Même en Anglais, la description est parfaite de l’ambiance et la folie animant les hommes. En outre, le système de l’époque est tout aussi bien rendu, faisant de cet ouvrage quelque chose de bien plus poignant et réaliste qu’un Kafka ou un Orwell. Le travail de documentation, sans doute à chaud, de l’auteur est superbe, plus de 70 ans après le lecteur sera pris d’effroi.
Pour conclure, ouvrage assez dense mais les thèmes sont correctement répartis dans les chapitres, le lire en Anglais est possible eu égard la simplicité du texte (sauf peut-être quand il s’agit des progrès technologiques).
Thèmes abordés (du moins selon Le Tigre)
Le titre, qui renvoie au plus terrible des totalitarismes. Dans un régime communiste, sauce stalinienne, l’individu est zéro. Quant à la collectivité, dont le Parti est l’unique émanation, c’est l’infini. Le « je » est alors remplacé par le « nous », monstre politique dont la volonté est d’un arbitraire à toute épreuve.
L’arbitraire, parlons-en. Comme lors des purges staliniennes, il n’y a pas vraiment de profils d’ennemis, si ce n’est éliminer ceux qui dérangent le grand boss. Le procès, c’est pour le spectacle, et les « douces » séances d’interrogatoires vont permettre le fin du fin : le prévenu qui admet sa trahison, remercie l’État pour supprimer la menace qu’il représente. pain bénit. Le protagoniste principal, bouc émissaire rêvé. A ce titre le bourreau (soigneusement observé par sa hiérarchie) se doit d’éviter, par ses nombreux contacts avec le prisonnier, de faire montre d’une quelconque empathie afin qu’il ne se retrouve pas vite de l’autre côté des barreaux.
En conclusion, Roubachov met en lumière (et reconnaît) l’étendue du dévoiement des idéaux des premiers pas de la révolution.

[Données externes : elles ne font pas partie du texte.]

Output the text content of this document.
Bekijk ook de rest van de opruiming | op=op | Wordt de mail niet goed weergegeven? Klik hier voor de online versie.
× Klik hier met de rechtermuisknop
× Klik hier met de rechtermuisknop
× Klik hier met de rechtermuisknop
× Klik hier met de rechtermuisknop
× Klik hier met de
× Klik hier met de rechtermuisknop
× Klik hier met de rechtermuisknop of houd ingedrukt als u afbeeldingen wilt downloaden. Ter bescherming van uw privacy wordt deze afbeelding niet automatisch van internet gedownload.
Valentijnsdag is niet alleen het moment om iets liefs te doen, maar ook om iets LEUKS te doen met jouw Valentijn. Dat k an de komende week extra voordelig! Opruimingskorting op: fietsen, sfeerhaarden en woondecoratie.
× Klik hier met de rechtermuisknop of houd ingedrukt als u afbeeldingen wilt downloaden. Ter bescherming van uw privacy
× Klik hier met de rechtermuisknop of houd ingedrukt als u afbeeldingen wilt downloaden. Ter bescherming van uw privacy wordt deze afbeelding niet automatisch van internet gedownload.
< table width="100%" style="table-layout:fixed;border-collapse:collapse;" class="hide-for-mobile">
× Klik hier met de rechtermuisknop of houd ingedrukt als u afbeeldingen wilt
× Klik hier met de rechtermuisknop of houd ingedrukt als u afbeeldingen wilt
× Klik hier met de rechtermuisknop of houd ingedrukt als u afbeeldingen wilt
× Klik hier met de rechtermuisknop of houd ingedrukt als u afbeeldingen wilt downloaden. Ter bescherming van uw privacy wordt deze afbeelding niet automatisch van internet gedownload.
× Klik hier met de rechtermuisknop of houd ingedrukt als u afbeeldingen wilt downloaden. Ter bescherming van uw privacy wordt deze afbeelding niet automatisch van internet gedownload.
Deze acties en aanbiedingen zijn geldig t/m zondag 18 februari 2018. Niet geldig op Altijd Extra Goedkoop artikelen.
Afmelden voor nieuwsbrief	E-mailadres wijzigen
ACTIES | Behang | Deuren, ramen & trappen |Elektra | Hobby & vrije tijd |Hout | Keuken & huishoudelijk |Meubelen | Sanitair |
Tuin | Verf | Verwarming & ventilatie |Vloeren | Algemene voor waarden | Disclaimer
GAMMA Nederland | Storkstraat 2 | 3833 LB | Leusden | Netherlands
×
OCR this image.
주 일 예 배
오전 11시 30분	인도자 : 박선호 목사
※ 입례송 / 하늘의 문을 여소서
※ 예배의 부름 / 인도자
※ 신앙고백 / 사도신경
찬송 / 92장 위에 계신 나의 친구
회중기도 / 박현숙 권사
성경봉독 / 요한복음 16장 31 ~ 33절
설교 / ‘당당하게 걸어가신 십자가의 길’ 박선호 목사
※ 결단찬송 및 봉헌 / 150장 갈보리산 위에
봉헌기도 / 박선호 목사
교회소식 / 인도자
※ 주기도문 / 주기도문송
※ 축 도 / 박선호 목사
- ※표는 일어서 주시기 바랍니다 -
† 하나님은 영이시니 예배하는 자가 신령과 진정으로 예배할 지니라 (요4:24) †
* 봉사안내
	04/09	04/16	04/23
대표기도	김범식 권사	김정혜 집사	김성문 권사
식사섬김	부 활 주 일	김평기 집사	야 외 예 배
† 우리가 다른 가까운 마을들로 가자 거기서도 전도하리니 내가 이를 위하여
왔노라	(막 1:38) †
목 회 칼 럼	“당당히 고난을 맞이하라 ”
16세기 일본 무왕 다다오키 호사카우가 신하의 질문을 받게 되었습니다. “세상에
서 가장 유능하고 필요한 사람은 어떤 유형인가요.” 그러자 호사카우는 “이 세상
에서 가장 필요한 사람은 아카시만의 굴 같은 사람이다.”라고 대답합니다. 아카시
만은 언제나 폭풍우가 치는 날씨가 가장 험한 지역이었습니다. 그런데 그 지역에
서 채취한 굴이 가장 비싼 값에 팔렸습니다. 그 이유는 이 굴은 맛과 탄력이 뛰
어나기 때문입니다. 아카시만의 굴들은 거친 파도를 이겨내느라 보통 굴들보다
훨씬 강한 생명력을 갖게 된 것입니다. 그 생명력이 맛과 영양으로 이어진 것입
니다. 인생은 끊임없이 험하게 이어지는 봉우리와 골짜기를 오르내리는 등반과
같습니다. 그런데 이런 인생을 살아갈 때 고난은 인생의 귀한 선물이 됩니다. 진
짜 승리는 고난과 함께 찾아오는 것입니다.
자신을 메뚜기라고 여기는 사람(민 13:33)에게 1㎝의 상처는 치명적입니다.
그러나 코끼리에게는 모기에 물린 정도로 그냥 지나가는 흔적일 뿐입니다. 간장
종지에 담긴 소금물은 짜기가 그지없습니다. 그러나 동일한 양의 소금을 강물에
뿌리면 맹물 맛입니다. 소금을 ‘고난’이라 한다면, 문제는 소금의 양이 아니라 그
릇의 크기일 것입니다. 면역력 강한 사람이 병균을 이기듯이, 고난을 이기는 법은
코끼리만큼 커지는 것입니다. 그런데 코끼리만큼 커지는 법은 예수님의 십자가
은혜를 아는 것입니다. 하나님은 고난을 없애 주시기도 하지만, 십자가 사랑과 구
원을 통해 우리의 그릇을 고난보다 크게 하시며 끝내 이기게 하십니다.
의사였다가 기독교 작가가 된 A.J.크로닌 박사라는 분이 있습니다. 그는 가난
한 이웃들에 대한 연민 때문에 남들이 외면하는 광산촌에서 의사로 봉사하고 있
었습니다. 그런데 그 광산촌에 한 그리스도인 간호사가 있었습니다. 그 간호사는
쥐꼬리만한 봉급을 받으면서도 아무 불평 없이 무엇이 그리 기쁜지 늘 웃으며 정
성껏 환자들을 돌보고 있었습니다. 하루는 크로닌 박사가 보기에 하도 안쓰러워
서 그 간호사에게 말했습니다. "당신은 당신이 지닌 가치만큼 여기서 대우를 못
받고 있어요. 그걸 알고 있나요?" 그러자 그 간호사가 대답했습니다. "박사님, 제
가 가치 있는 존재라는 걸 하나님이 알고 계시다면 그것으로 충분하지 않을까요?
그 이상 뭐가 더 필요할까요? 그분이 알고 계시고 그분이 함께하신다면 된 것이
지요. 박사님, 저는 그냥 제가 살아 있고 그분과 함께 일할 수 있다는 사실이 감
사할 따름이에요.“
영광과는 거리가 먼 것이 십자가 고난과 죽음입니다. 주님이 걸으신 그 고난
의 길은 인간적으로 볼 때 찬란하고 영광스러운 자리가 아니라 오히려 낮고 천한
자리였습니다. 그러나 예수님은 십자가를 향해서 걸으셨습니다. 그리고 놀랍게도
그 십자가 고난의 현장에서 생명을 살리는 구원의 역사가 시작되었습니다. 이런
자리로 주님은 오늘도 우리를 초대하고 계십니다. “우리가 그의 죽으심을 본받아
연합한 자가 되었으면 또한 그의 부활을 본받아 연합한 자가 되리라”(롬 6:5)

En ignorant l’individualité de l’Homme, en niant tous les faits historiques pour les remplacer par la version (souvent changeante) du Parti, c’est un retour en arrière complet sur certaines caractéristiques d’une civilisation. Un ouvrage dur, sans concessions, et quand on peut lire les réactions de certains intellectuels de gauche en Europe par rapport à l’auteur (en France spécialement), on a presque envie de remonter le temps histoire de botter des culs.
…à rapprocher de :
– 1984, d’Orwell, va plus loin dans la description géopolitique d’un univers tout aussi terrifiant, mais fictionnel.
– Le huis clos, le narrateur qui réfléchit de la sorte à sa condition, c’est un peu Travels in the Scriptorium, de Paul Auster.